Quanto si perde con Ape Sociale
Anche andare in pensione anticipata con Ape Sociale è poco conveniente dal punto di vista economico.
Innanzitutto si può uscire solo a partire da 63 anni di età con un requisito minimo contributivo di 30 anni. Poi c’è il fatto la rendita massima erogabile dall’Inps è pari a 1.500 euro al mese lordi per 12 mensilità. E, cosa più svantaggiosa, l’importo della pensione non è rivalutabile fino al compimento dei 67 anni.
Fattore questo che poteva essere trascurato in presenza di bassi tassi di inflazione, ma che oggi, con l’inflazione che è tornata a correre, comporta una perdita di potere d’acquisto per i pensionati non indifferente. Anche in questo caso, come per Opzione Donna, la misura è riservata a persone in difficoltà, come caregiver, disoccupati, invalidi, oltre che ai lavoratori gravosi.
In pensione con Quota 103
Quota 103, infine, è la meno penalizzante delle tre deroghe pensionistiche. Uscire a 62 anni di età con almeno 41 di contributi (Quota 103) comporta sì una penalizzazione rispetto alla vecchiaia, ma il requisito contributivo elevato ne compensa parzialmente gli effetti negativi. Certo un lavoratore che ha 41 anni di lavoro alle spalle potrebbe considerare forse più conveniente l’attesa della pensione anticipata con 41-42 anni e 10 mesi di contributi a prescindere dall’età.

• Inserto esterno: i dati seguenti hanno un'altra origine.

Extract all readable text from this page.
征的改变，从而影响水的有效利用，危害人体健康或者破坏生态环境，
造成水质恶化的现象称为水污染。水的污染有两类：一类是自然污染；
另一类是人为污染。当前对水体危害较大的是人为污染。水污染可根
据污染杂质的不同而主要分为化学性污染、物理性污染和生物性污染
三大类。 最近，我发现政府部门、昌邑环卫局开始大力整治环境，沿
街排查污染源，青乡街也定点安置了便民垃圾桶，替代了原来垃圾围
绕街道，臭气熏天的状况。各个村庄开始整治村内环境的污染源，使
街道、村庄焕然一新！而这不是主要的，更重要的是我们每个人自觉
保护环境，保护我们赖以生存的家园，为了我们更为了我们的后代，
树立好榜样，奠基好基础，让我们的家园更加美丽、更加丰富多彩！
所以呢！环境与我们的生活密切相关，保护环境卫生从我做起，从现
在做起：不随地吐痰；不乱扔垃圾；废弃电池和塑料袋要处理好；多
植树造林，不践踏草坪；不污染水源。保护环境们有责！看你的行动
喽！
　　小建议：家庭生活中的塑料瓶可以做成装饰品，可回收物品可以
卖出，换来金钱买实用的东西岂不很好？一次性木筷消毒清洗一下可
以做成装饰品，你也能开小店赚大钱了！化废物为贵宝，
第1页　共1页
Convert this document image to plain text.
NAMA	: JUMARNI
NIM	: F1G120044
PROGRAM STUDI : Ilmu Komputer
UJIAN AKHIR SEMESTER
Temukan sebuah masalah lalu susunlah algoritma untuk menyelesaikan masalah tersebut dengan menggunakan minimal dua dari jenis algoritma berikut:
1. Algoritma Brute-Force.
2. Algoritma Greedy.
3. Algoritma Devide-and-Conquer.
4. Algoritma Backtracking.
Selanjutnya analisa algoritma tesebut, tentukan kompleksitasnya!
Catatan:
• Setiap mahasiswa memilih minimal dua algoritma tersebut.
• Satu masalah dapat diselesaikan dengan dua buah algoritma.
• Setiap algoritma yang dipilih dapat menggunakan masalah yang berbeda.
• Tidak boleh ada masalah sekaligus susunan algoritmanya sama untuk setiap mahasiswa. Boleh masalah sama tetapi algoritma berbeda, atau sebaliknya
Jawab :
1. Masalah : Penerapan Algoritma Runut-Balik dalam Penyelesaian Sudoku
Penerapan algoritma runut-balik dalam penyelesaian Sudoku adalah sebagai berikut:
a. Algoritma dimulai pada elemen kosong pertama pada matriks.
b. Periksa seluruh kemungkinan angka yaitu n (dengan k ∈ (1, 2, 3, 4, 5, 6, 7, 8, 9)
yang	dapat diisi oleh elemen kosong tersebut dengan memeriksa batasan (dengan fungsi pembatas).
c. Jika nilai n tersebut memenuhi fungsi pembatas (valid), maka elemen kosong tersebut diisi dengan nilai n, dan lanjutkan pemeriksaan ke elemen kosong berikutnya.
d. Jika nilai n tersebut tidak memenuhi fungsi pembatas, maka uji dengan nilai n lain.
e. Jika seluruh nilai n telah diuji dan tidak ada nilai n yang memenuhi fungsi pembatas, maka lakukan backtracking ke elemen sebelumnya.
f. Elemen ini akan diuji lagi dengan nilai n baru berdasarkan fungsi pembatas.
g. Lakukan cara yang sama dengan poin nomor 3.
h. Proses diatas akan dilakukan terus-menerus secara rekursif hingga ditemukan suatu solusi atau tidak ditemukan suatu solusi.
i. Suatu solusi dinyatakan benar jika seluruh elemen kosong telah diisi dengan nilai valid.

Anche in questo caso, però, bisogna considerare che andare in pensione 5 anni prima comporta una penalizzazione sul calcolo della pensione rispetto a quanto si prenderebbe a 67 anni con gli stessi contributi. E qui sta a ognuno farsi i propini conti e valutare la convenienza.
Da ricordare che la pensione liquidata con Quota 103 non può superare l’importo massimo di 5 volte il trattamento minimo. Quindi 2.840 euro al mese. E che non è possibile cumulare la rendita con redditi da lavoro se non in misura occasionale.
Riassumendo…
- Andare un pensione in anticipo comporta sempre una penalizzazione dell’assegno.
- Opzione Donna è la misura che tagli maggiormente la pensione rispetto ai requisiti di vecchiaia.
- Ape Sociale prevede una rendita limitata e non rivalutabile negli anni.
- Quota 103 è la meno penalizzante, ma vi sono dei limiti di importo e di reddito.